The other way consolidators make money is by operating their acquired practices well. Some are better at it than others, Volk said.
Consolidators improve profitability at veterinary hospitals in various ways, including:
- They strip out owner expenses. “Their business vacations and family cars, those kinds of things that a small business often claims as a business expense,” Volk said.
- They’re good at purchasing. “They can get better deals from suppliers for everything they buy,” Volk said. “If you own 100 practices, you get better prices than if you own one practice.”
- They add services. Many corporate veterinary groups offer their own wellness plans, which are more profitable. “And they do a better job of marketing and telemarketing and forward-booking,” Volk said.
Down the Road
According to Volk, consolidators are approaching close to 50% of the total pet care market.

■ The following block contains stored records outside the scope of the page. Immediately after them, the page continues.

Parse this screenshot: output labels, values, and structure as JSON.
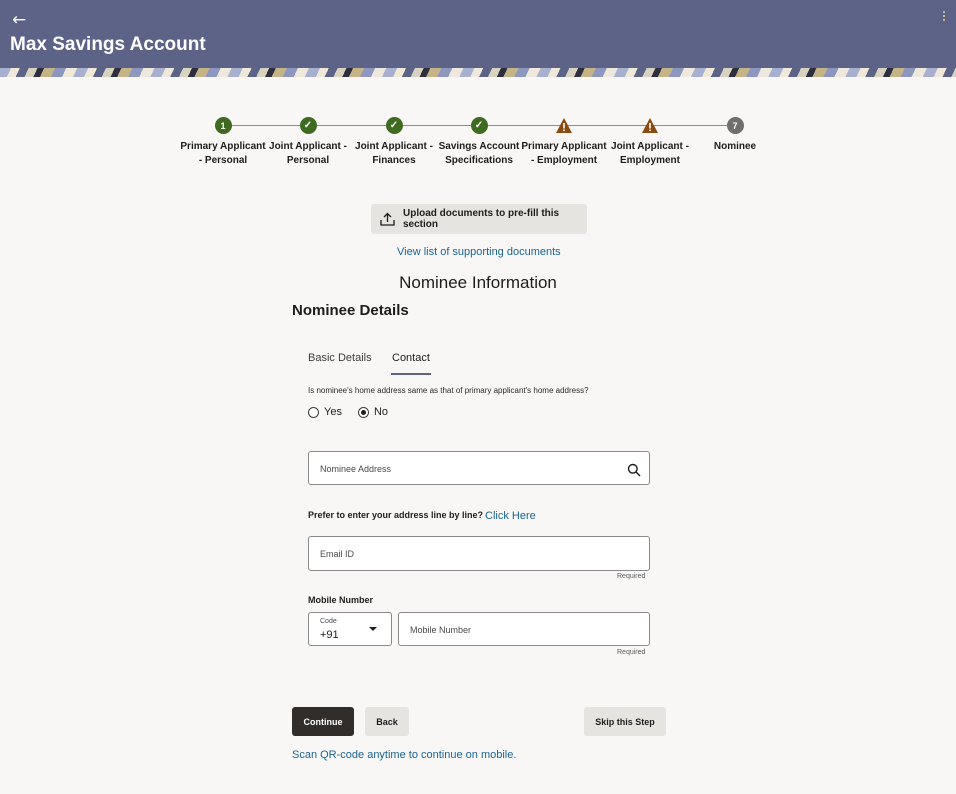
{
  "header": {
    "title": "Max Savings Account"
  },
  "stepper": {
    "steps": [
      {
        "marker": "1",
        "status": "current",
        "label": "Primary Applicant - Personal"
      },
      {
        "marker": "✓",
        "status": "done",
        "label": "Joint Applicant - Personal"
      },
      {
        "marker": "✓",
        "status": "done",
        "label": "Joint Applicant - Finances"
      },
      {
        "marker": "✓",
        "status": "done",
        "label": "Savings Account Specifications"
      },
      {
        "marker": "!",
        "status": "warning",
        "label": "Primary Applicant - Employment"
      },
      {
        "marker": "!",
        "status": "warning",
        "label": "Joint Applicant - Employment"
      },
      {
        "marker": "7",
        "status": "pending",
        "label": "Nominee"
      }
    ]
  },
  "upload": {
    "label": "Upload documents to pre-fill this section"
  },
  "links": {
    "supporting_documents": "View list of supporting documents",
    "click_here": "Click Here",
    "qr_code": "Scan QR-code anytime to continue on mobile."
  },
  "section": {
    "title": "Nominee Information",
    "subtitle": "Nominee Details"
  },
  "tabs": {
    "basic": "Basic Details",
    "contact": "Contact"
  },
  "form": {
    "question": "Is nominee's home address same as that of primary applicant's home address?",
    "radio_yes": "Yes",
    "radio_no": "No",
    "selected": "No",
    "address_placeholder": "Nominee Address",
    "prefer_text": "Prefer to enter your address line by line?",
    "email_placeholder": "Email ID",
    "required": "Required",
    "mobile_label": "Mobile Number",
    "code_label": "Code",
    "code_value": "+91",
    "mobile_placeholder": "Mobile Number"
  },
  "buttons": {
    "continue": "Continue",
    "back": "Back",
    "skip": "Skip this Step"
  },
  "colors": {
    "header_bg": "#5d6386",
    "step_done": "#3f6b21",
    "step_warning": "#8a4a10",
    "link": "#1c6494",
    "primary_button": "#312d2a"
  }
}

“They don’t own 50% of practices; they probably own somewhere between 25% and 30% of general practices and 75% of specialty referral practices,” he said. “But their practices, on average, are larger because they don’t typically buy one- or two-doctor practices … so they have a disproportionate share of the total pet care volume.”

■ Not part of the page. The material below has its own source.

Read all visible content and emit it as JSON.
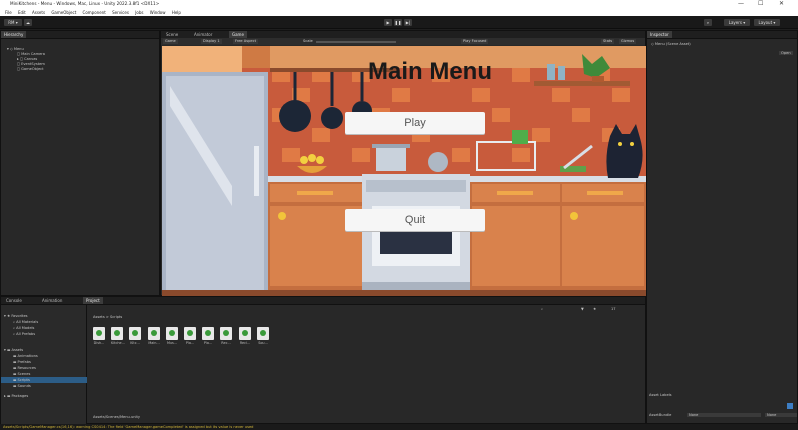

The market has shown signs of slowing, but the industry may see more instances of larger consolidators acquiring smaller ones in the near future, Volk said.
“That’ll be a good way for the smaller consolidators to capitalize on the 15 to 50 practices that they own, because they will get paid well for having accumulated those,” he said.
Volk thinks the pace of individual practice acquisitions will slow, too. Not many specialty referral clinics are acquirable because, for example:
- Some don’t want to sell.
- Some have too many financial warts.
- Some have an ownership structure that doesn’t lend itself to an acquisition.
“A lot of these special referral practices may have six specialties … but every specialist owns his own business,” Volk said. “So if you’re going to buy it, you have to talk a majority of the individual owners into selling in order to have the larger special referral practice, and those things just become incredibly complex to buy.”
The independent veterinary practice owner will not become a thing of the past. New practices open every day, so consolidators will never own 100% of the market. And not every owner wants to sell.
“A number of individual veterinarians are very good entrepreneurs and make a lot of money and may own a dozen practices,” Volk said. “Most of those are all within the same community, same general metro area. They don’t need the money, and they like owning the practices.” ‘
DID YOU KNOW?
California-based National Veterinary Associates consists of more than 1,500 general practice clinics, emergency hospitals, equine practices, specialty hospitals and pet resorts.